Hastanenin çevresinin sürekli hedef alındığını, bunun da yaralıların oraya ulaşmasını ya da herhangi birinin çıkmasını imkansız hale getirdiğini aktaran Saliha, hastanedeki bölümlerin, yeni doğum yapmış ve doğum sonrası bakıma ihtiyaç duyan kadınların yanı sıra, acil tıbbi takibe ihtiyaç duyan hastalarla dolu olduğunu, hepsinin hastanenin içinde sıkışıp kaldığını ve hiçbir şekilde oradan çıkamadığını dile getirdi.
Müdür Saliha, İsrail ordusunun hastane çevresini sürekli hedef alması, bombalaması ve ateş açması nedeniyle Gazze Şeridi'nin kuzeyindeki durumu "felaket" olarak nitelendirdi.
Saliha, uluslararası kuruluşlara bu katliam ve soykırım suçlarının durdurulması, hastaneye ilaç, tıbbi malzeme ve yiyecek ulaştırılması için İsrail'e baskı yapmaları çağrısında bulundu.
İsrail'in Gazze'nin kuzeyinde bir evi bombalaması sonucu 2 Filistinli kız çocuğu öldü
Görgü tanıkları yaptıkları açıklamada, İsrail ordusunun Cibaliya kasabasında Halava ailesinin evini bombaladığını söyledi.

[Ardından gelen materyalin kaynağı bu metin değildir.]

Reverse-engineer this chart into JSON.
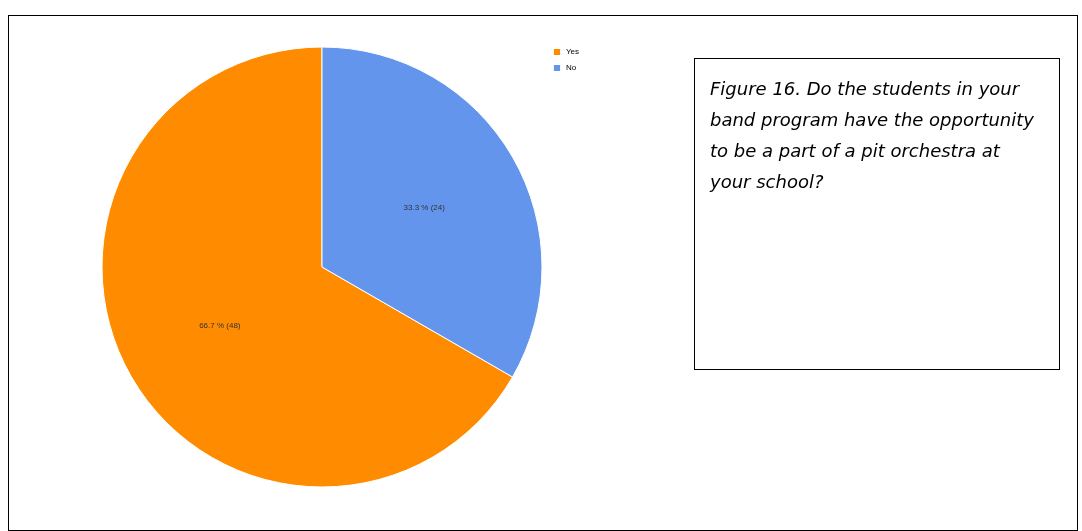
{
  "chart_data": {
    "type": "pie",
    "title": "Figure 16. Do the students in your band program have the opportunity to be a part of a pit orchestra at your school?",
    "categories": [
      "Yes",
      "No"
    ],
    "values": [
      48,
      24
    ],
    "colors": [
      "#ff8c00",
      "#6495ed"
    ],
    "value_labels": [
      "66.7 % (48)",
      "33.3 % (24)"
    ],
    "legend": "right"
  }
}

İsrail'in saldırısında iki kız çocuğunun öldüğünü belirten görgü tanıkları, Gazze Şeridi'nin kuzeyindeki çeşitli bölgelerde büyük patlama sesleri duyulduğunu dile getirdi. Görgü tanıkları, İsrail ordusunun Gazze'nin kuzeyindeki çeşitli bölgelere eş zamanlı çok sayıda saldırı düzenlediğini aktardı.